Garelli rapporte le foisonnement de projets dans ce sens, en plein milieu de la crise financière, avec le Plan Barre de 1969, puis le Plan Werner de 1970, tous inspirés des efforts du Comité Monnet et des jalons tracés par Marjolin et Triffin. La plupart de ces discussions étaient liées à celles de l’entrée de la Grande-Bretagne dans la Communauté, rapporte Garelli. En 1961, au cours de discussions similaires à Londres, le président de la Banque de Bruxelles, M. Camu, avait même proposé que la livre soit la monnaie de la Communauté élargie.

En juillet 1969, un nouveau plan Triffin est publié, préparé pour la réunion du comité Monnet de Bruxelles des 15-16 juillet, qui reprenait l’idée d’une centrale européenne des réserves. Mais c’est là où l’on voit la perfide Albion à l’œuvre, voulant obliger l’Europe non seulement à la renflouer, mais à se laisser sodomiser ensuite, en acceptant de lui céder sa souveraineté monétaire !

L’originalité de ce nouveau plaidoyer en faveur d’un Fonds européen de réserves, insiste Garelli,réside dans le lien qu’il établit avec le problème de l’adhésion britannique, soulignant que la majeure partie des crédits déjà accordés au Royaume-Uni provient des pays de la CEE, demandant la transformation des avoirs étrangers en sterling (dettes britanniques « incertaines ») en créances garanties et certaines sur le Fonds.

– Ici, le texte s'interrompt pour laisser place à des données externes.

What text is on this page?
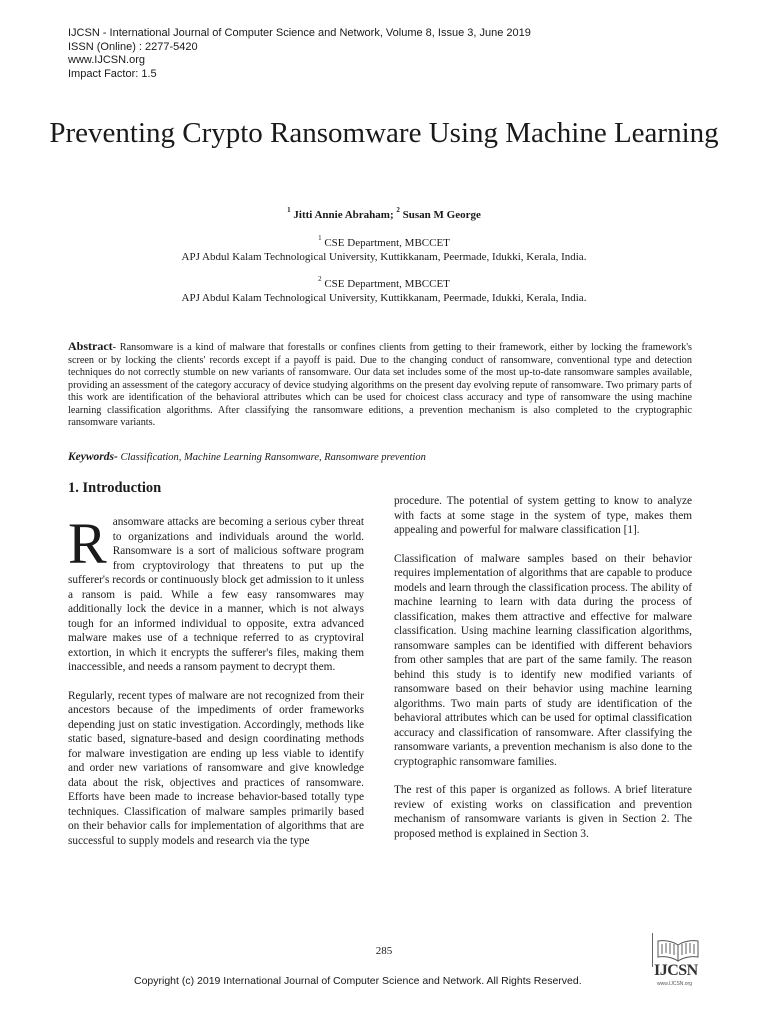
IJCSN - International Journal of Computer Science and Network, Volume 8, Issue 3, June 2019
ISSN (Online) : 2277-5420
www.IJCSN.org
Impact Factor: 1.5
Preventing Crypto Ransomware Using Machine Learning
$^1$ Jitti Annie Abraham; $^2$ Susan M George
$^1$ CSE Department, MBCCET
APJ Abdul Kalam Technological University, Kuttikkanam, Peermade, Idukki, Kerala, India.
$^2$ CSE Department, MBCCET
APJ Abdul Kalam Technological University, Kuttikkanam, Peermade, Idukki, Kerala, India.
Abstract- Ransomware is a kind of malware that forestalls or confines clients from getting to their framework, either by locking the framework's screen or by locking the clients' records except if a payoff is paid. Due to the changing conduct of ransomware, conventional type and detection techniques do not correctly stumble on new variants of ransomware. Our data set includes some of the most up-to-date ransomware samples available, providing an assessment of the category accuracy of device studying algorithms on the present day evolving repute of ransomware. Two primary parts of this work are identification of the behavioral attributes which can be used for choicest class accuracy and type of ransomware the using machine learning classification algorithms. After classifying the ransomware editions, a prevention mechanism is also completed to the cryptographic ransomware variants.
Keywords- Classification, Machine Learning Ransomware, Ransomware prevention
1. Introduction

Ransomware attacks are becoming a serious cyber threat to organizations and individuals around the world. Ransomware is a sort of malicious software program from cryptovirology that threatens to put up the sufferer's records or continuously block get admission to it unless a ransom is paid. While a few easy ransomwares may additionally lock the device in a manner, which is not always tough for an informed individual to opposite, extra advanced malware makes use of a technique referred to as cryptoviral extortion, in which it encrypts the sufferer's files, making them inaccessible, and needs a ransom payment to decrypt them.

Regularly, recent types of malware are not recognized from their ancestors because of the impediments of order frameworks depending just on static investigation. Accordingly, methods like static based, signature-based and design coordinating methods for malware investigation are ending up less viable to identify and order new variations of ransomware and give knowledge data about the risk, objectives and practices of ransomware. Efforts have been made to increase behavior-based totally type techniques. Classification of malware samples primarily based on their behavior calls for implementation of algorithms that are successful to supply models and research via the type

procedure. The potential of system getting to know to analyze with facts at some stage in the system of type, makes them appealing and powerful for malware classification [1].

Classification of malware samples based on their behavior requires implementation of algorithms that are capable to produce models and learn through the classification process. The ability of machine learning to learn with data during the process of classification, makes them attractive and effective for malware classification. Using machine learning classification algorithms, ransomware samples can be identified with different behaviors from other samples that are part of the same family. The reason behind this study is to identify new modified variants of ransomware based on their behavior using machine learning algorithms. Two main parts of study are identification of the behavioral attributes which can be used for optimal classification accuracy and classification of ransomware. After classifying the ransomware variants, a prevention mechanism is also done to the cryptographic ransomware families.

The rest of this paper is organized as follows. A brief literature review of existing works on classification and prevention mechanism of ransomware variants is given in Section 2. The proposed method is explained in Section 3.

285
Copyright (c) 2019 International Journal of Computer Science and Network. All Rights Reserved.
IJCSN
www.IJCSN.org
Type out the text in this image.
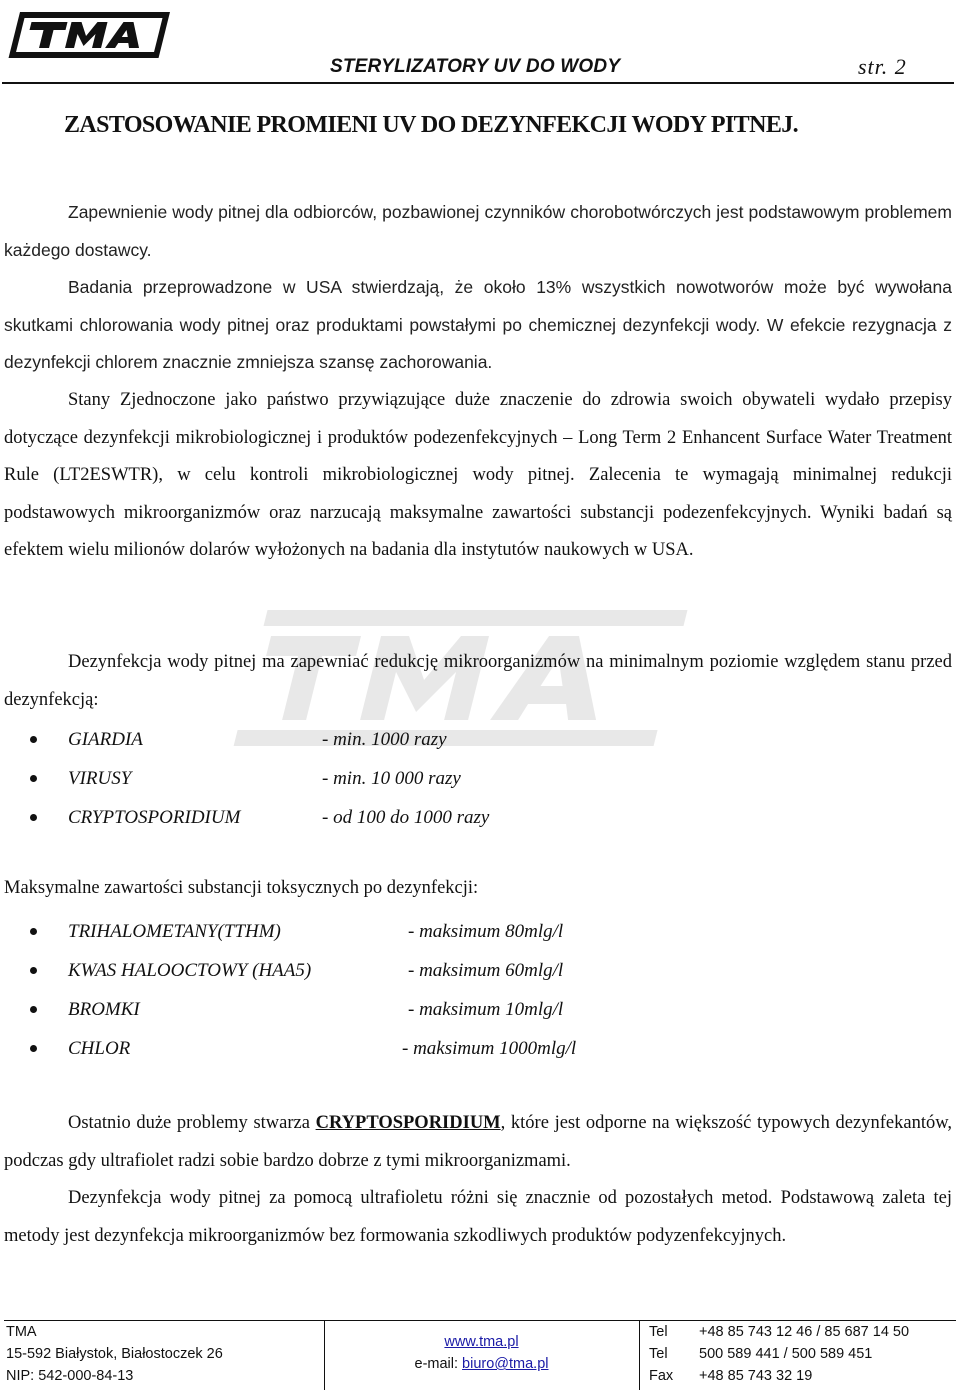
STERYLIZATORY UV DO WODY	str. 2
ZASTOSOWANIE PROMIENI UV DO DEZYNFEKCJI WODY PITNEJ.

Zapewnienie wody pitnej dla odbiorców, pozbawionej czynników chorobotwórczych jest podstawowym problemem każdego dostawcy.

Badania przeprowadzone w USA stwierdzają, że około 13% wszystkich nowotworów może być wywołana skutkami chlorowania wody pitnej oraz produktami powstałymi po chemicznej dezynfekcji wody. W efekcie rezygnacja z dezynfekcji chlorem znacznie zmniejsza szansę zachorowania.

Stany Zjednoczone jako państwo przywiązujące duże znaczenie do zdrowia swoich obywateli wydało przepisy dotyczące dezynfekcji mikrobiologicznej i produktów podezenfekcyjnych – Long Term 2 Enhancent Surface Water Treatment Rule (LT2ESWTR), w celu kontroli mikrobiologicznej wody pitnej. Zalecenia te wymagają minimalnej redukcji podstawowych mikroorganizmów oraz narzucają maksymalne zawartości substancji podezenfekcyjnych. Wyniki badań są efektem wielu milionów dolarów wyłożonych na badania dla instytutów naukowych w USA.

Dezynfekcja wody pitnej ma zapewniać redukcję mikroorganizmów na minimalnym poziomie względem stanu przed dezynfekcją:

GIARDIA	- min. 1000 razy
VIRUSY	- min. 10 000 razy
CRYPTOSPORIDIUM	- od 100 do 1000 razy

Maksymalne zawartości substancji toksycznych po dezynfekcji:

TRIHALOMETANY(TTHM)	- maksimum 80mlg/l
KWAS HALOOCTOWY (HAA5)	- maksimum 60mlg/l
BROMKI	- maksimum 10mlg/l
CHLOR	- maksimum 1000mlg/l

Ostatnio duże problemy stwarza CRYPTOSPORIDIUM, które jest odporne na większość typowych dezynfekantów, podczas gdy ultrafiolet radzi sobie bardzo dobrze z tymi mikroorganizmami.

Dezynfekcja wody pitnej za pomocą ultrafioletu różni się znacznie od pozostałych metod. Podstawową zaleta tej metody jest dezynfekcja mikroorganizmów bez formowania szkodliwych produktów podyzenfekcyjnych.

TMA
15-592 Białystok, Białostoczek 26
NIP: 542-000-84-13
www.tma.pl
e-mail: biuro@tma.pl
Tel +48 85 743 12 46 / 85 687 14 50
Tel 500 589 441 / 500 589 451
Fax +48 85 743 32 19
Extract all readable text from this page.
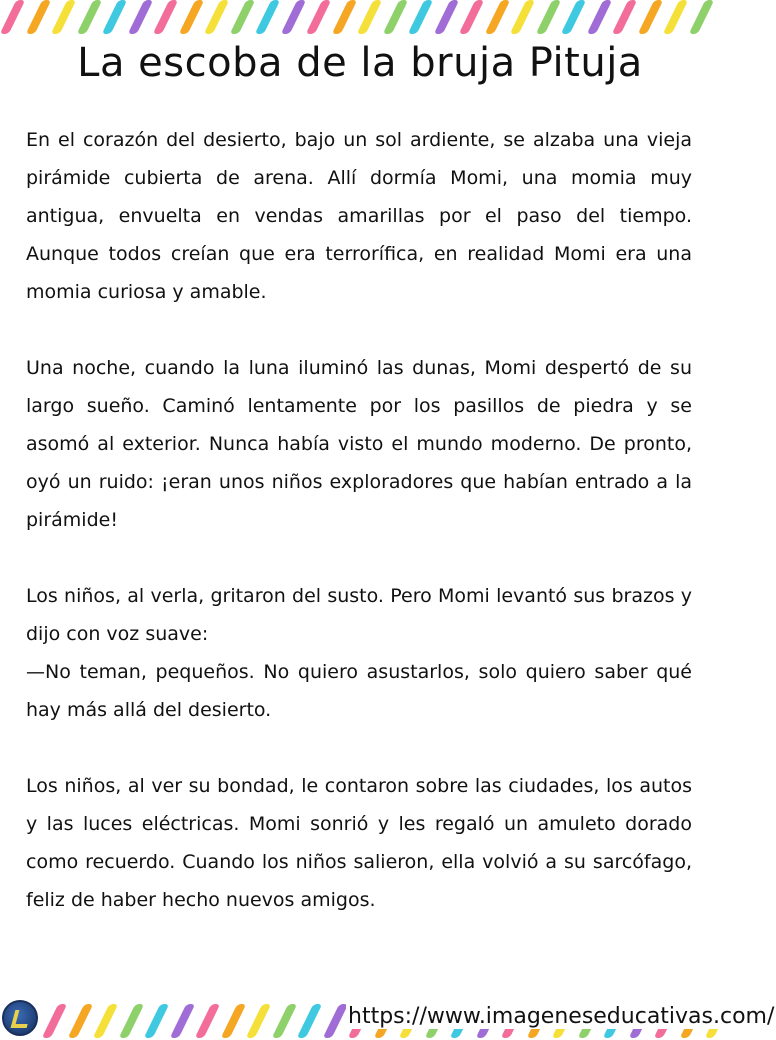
La escoba de la bruja Pituja

En el corazón del desierto, bajo un sol ardiente, se alzaba una vieja pirámide cubierta de arena. Allí dormía Momi, una momia muy antigua, envuelta en vendas amarillas por el paso del tiempo. Aunque todos creían que era terrorífica, en realidad Momi era una momia curiosa y amable.

Una noche, cuando la luna iluminó las dunas, Momi despertó de su largo sueño. Caminó lentamente por los pasillos de piedra y se asomó al exterior. Nunca había visto el mundo moderno. De pronto, oyó un ruido: ¡eran unos niños exploradores que habían entrado a la pirámide!

Los niños, al verla, gritaron del susto. Pero Momi levantó sus brazos y dijo con voz suave:

—No teman, pequeños. No quiero asustarlos, solo quiero saber qué hay más allá del desierto.

Los niños, al ver su bondad, le contaron sobre las ciudades, los autos y las luces eléctricas. Momi sonrió y les regaló un amuleto dorado como recuerdo. Cuando los niños salieron, ella volvió a su sarcófago, feliz de haber hecho nuevos amigos.

https://www.imageneseducativas.com/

En lisant Garelli, on voit défiler l’histoire terrible de l’Europe depuis vingt ans, livrée au pillage des groupes financiers, une histoire dont ceux qui ont fondé le Groupe Inter-Alpha ont été partie prenante depuis la fin des années 50. « Avec une monnaie commune, toutes nos places, travaillant avec le même instrument, s’ouvriraient les unes aux autres, chacune apportant, en plus de ses propres ressources, les trésors de ses techniques et de ses spécialités. Aucune place ne serait à négliger pour la reconstitution d’un marché de capitaux. » Mais c’est surtout « avec l’entrée de la Grande-Bretagne, [que] cet élargissement prendrait, sur le plan bancaire et financier, tout son sens. Aux divers avantages et à toutes les facilités de Paris, de Francfort, d’Amsterdam et d’ailleurs viendraient s’ajouter les immenses ressources de la place de Londres : celles-ci ne consistent pas seulement en moyens financiers, qui restent considérables ; elles tiennent aussi et surtout à ses trésors de technique bancaire et financière qui, en dépit de toutes les faiblesses de la livre, n’ont rien perdu de leur valeur et de leur efficacité. (…) La cité reste championne dans l’art de rassembler rapidement les capitaux et de les mobiliser aux fins les plus diverses selon les méthodes les plus appropriées à chacune d’elles. »

Et voilà comment l’Europe indépendante de la finance anglo-américaine, que de Gaulle et Adenauer avaient voulue, une Europe de progrès tirée par la recherche scientifique et le développement industriel, est devenue une dépendance de la première place financière du monde, la City, et la proie de son pillage financier.